Projets

A Avignon, LC2i lauréat de l’appel à projets pour la reconversion de prison Sainte-Anne

Mots clés : Établissements pénitentiaires et judiciaires

Associé à Fabre et Speller et Baua, le promoteur LC2i a prévu des usages diversifiés de l’ancienne prison et une ouverture sur le centre historique d’Avignon.
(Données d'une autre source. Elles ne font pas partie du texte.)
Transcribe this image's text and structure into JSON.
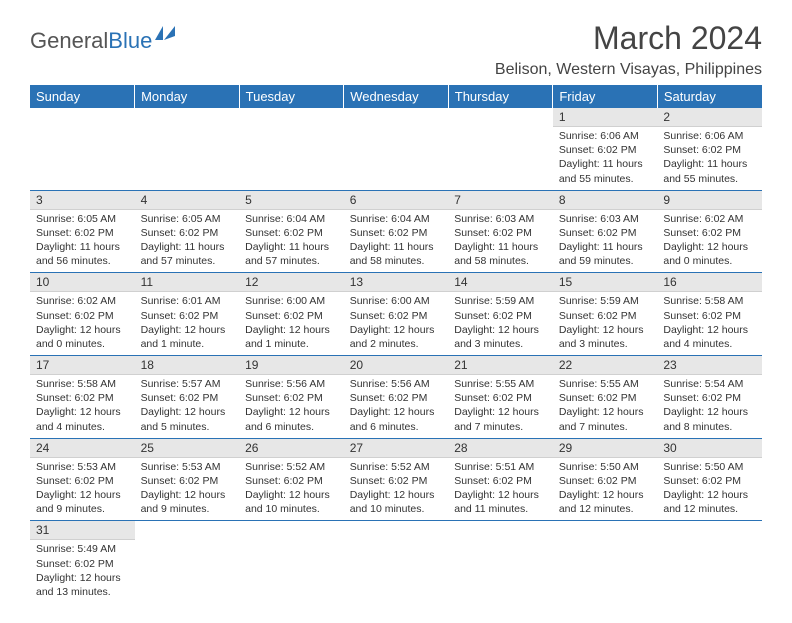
{
  "brand": {
    "part1": "General",
    "part2": "Blue"
  },
  "title": "March 2024",
  "location": "Belison, Western Visayas, Philippines",
  "colors": {
    "header_bg": "#2a72b5",
    "header_text": "#ffffff",
    "daynum_bg": "#e7e7e7",
    "border": "#2a72b5",
    "text": "#333333"
  },
  "weekdays": [
    "Sunday",
    "Monday",
    "Tuesday",
    "Wednesday",
    "Thursday",
    "Friday",
    "Saturday"
  ],
  "weeks": [
    [
      null,
      null,
      null,
      null,
      null,
      {
        "n": "1",
        "sr": "6:06 AM",
        "ss": "6:02 PM",
        "dl": "11 hours and 55 minutes."
      },
      {
        "n": "2",
        "sr": "6:06 AM",
        "ss": "6:02 PM",
        "dl": "11 hours and 55 minutes."
      }
    ],
    [
      {
        "n": "3",
        "sr": "6:05 AM",
        "ss": "6:02 PM",
        "dl": "11 hours and 56 minutes."
      },
      {
        "n": "4",
        "sr": "6:05 AM",
        "ss": "6:02 PM",
        "dl": "11 hours and 57 minutes."
      },
      {
        "n": "5",
        "sr": "6:04 AM",
        "ss": "6:02 PM",
        "dl": "11 hours and 57 minutes."
      },
      {
        "n": "6",
        "sr": "6:04 AM",
        "ss": "6:02 PM",
        "dl": "11 hours and 58 minutes."
      },
      {
        "n": "7",
        "sr": "6:03 AM",
        "ss": "6:02 PM",
        "dl": "11 hours and 58 minutes."
      },
      {
        "n": "8",
        "sr": "6:03 AM",
        "ss": "6:02 PM",
        "dl": "11 hours and 59 minutes."
      },
      {
        "n": "9",
        "sr": "6:02 AM",
        "ss": "6:02 PM",
        "dl": "12 hours and 0 minutes."
      }
    ],
    [
      {
        "n": "10",
        "sr": "6:02 AM",
        "ss": "6:02 PM",
        "dl": "12 hours and 0 minutes."
      },
      {
        "n": "11",
        "sr": "6:01 AM",
        "ss": "6:02 PM",
        "dl": "12 hours and 1 minute."
      },
      {
        "n": "12",
        "sr": "6:00 AM",
        "ss": "6:02 PM",
        "dl": "12 hours and 1 minute."
      },
      {
        "n": "13",
        "sr": "6:00 AM",
        "ss": "6:02 PM",
        "dl": "12 hours and 2 minutes."
      },
      {
        "n": "14",
        "sr": "5:59 AM",
        "ss": "6:02 PM",
        "dl": "12 hours and 3 minutes."
      },
      {
        "n": "15",
        "sr": "5:59 AM",
        "ss": "6:02 PM",
        "dl": "12 hours and 3 minutes."
      },
      {
        "n": "16",
        "sr": "5:58 AM",
        "ss": "6:02 PM",
        "dl": "12 hours and 4 minutes."
      }
    ],
    [
      {
        "n": "17",
        "sr": "5:58 AM",
        "ss": "6:02 PM",
        "dl": "12 hours and 4 minutes."
      },
      {
        "n": "18",
        "sr": "5:57 AM",
        "ss": "6:02 PM",
        "dl": "12 hours and 5 minutes."
      },
      {
        "n": "19",
        "sr": "5:56 AM",
        "ss": "6:02 PM",
        "dl": "12 hours and 6 minutes."
      },
      {
        "n": "20",
        "sr": "5:56 AM",
        "ss": "6:02 PM",
        "dl": "12 hours and 6 minutes."
      },
      {
        "n": "21",
        "sr": "5:55 AM",
        "ss": "6:02 PM",
        "dl": "12 hours and 7 minutes."
      },
      {
        "n": "22",
        "sr": "5:55 AM",
        "ss": "6:02 PM",
        "dl": "12 hours and 7 minutes."
      },
      {
        "n": "23",
        "sr": "5:54 AM",
        "ss": "6:02 PM",
        "dl": "12 hours and 8 minutes."
      }
    ],
    [
      {
        "n": "24",
        "sr": "5:53 AM",
        "ss": "6:02 PM",
        "dl": "12 hours and 9 minutes."
      },
      {
        "n": "25",
        "sr": "5:53 AM",
        "ss": "6:02 PM",
        "dl": "12 hours and 9 minutes."
      },
      {
        "n": "26",
        "sr": "5:52 AM",
        "ss": "6:02 PM",
        "dl": "12 hours and 10 minutes."
      },
      {
        "n": "27",
        "sr": "5:52 AM",
        "ss": "6:02 PM",
        "dl": "12 hours and 10 minutes."
      },
      {
        "n": "28",
        "sr": "5:51 AM",
        "ss": "6:02 PM",
        "dl": "12 hours and 11 minutes."
      },
      {
        "n": "29",
        "sr": "5:50 AM",
        "ss": "6:02 PM",
        "dl": "12 hours and 12 minutes."
      },
      {
        "n": "30",
        "sr": "5:50 AM",
        "ss": "6:02 PM",
        "dl": "12 hours and 12 minutes."
      }
    ],
    [
      {
        "n": "31",
        "sr": "5:49 AM",
        "ss": "6:02 PM",
        "dl": "12 hours and 13 minutes."
      },
      null,
      null,
      null,
      null,
      null,
      null
    ]
  ],
  "labels": {
    "sunrise": "Sunrise:",
    "sunset": "Sunset:",
    "daylight": "Daylight:"
  }
}
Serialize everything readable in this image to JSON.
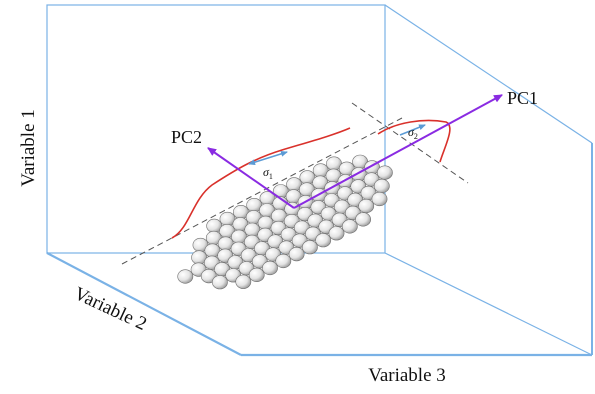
{
  "axes": {
    "vertical": "Variable 1",
    "depth": "Variable 2",
    "horizontal": "Variable 3"
  },
  "components": {
    "first": "PC1",
    "second": "PC2"
  },
  "spreads": {
    "along_pc2": "σ",
    "along_pc2_sub": "1",
    "along_pc1": "σ",
    "along_pc1_sub": "2"
  },
  "colors": {
    "box_edge": "#7ab2e6",
    "pc_arrow": "#8a2be2",
    "distribution_curve": "#d9312b",
    "spread_arrow": "#5b9bd5",
    "dashed_axis": "#555555"
  }
}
Après l’exposition cet été des propositions des cinq groupements de promoteurs-concepteurs sélectionnés dans le cadre de cette consultation, le jury de l’appel à projets lancé par la ville et son mandataire Citadis pour transformer l’ancienne prison Sainte-Anne, a fait son choix: c’est l’équipe composée de la Compagnie Immobilière d’Investissement (LC2i) à Marseille, associée aux agences d’architecture Fabre et Speller (Paris et Clermont-Ferrand) et Baua (Marseille) et à l’entreprise Girard (Avignon), spécialisée dans la réhabilitation du patrimoine historique, qui a été retenue. Cette prison a été construite à la fin du XIXe siècle mais elle n’est ni inscrite ni classée. Elle fait partie en revanche du plan de sauvegarde et de mise en valeur (PSMV) du centre historique d’Avignon comme «immeuble à maintenir dont l’amélioration peut être imposée» avec avis de l’ABF sur les transformations menées.

 

68 logements et une auberge de jeunesse

 

Le projet de LC2i, qui a notamment œuvré à la réhabilitation de la rue de la République à Marseille et à la restauration des voûtes de la Major, prévoit une reconversion à forte mixité, en réponse aux attentes de la ville et au cahier des charges: 68 logements, une auberge de jeunesse de 148 lits, des bureaux partagés sur 240 m2, des commerces et activités sur 1 210 m2, une friche culturelle de 927 m2 qui sera rétrocédée à la ville, etc. «La création d’un nouvel axe public au cœur du quartier de la Banasterie, la mise en valeur de l’existant, le recours à des techniques respectueuses de l’environnement, le geste architectural affirmé qui mêle mémoire et modernité, etc., tous ces éléments ont penché en faveur du lauréat» souligne, dans son communiqué, la ville, très attachée à faire émerger avec cette prison restructurée un nouveau pôle de centralité dans le cœur historique. L’intervention sur ce bâtiment construit à la fin du XIXe siècle prévoit notamment de l’ouvrir sur l’extérieur en abattant un des murs d’enceinte, en partie antérieure de la prison, au niveau de la chapelle des Pénitents. Une légère surélévation est également prévue sous la forme d’émergences en zinc au niveau des toitures.

Fin octobre, le conseil municipal d’Avignon doit entériner le choix du jury et lancer la phase de dépôt du permis de construire. Si tout se passe bien, les travaux pourraient démarrer à l’automne 2017. La ville a prévu de vendre le bâtiment au lauréat de l’appel à projets qui portera le financement de la restructuration. Le prix de cession est estimé à 2,5 millions d’euros.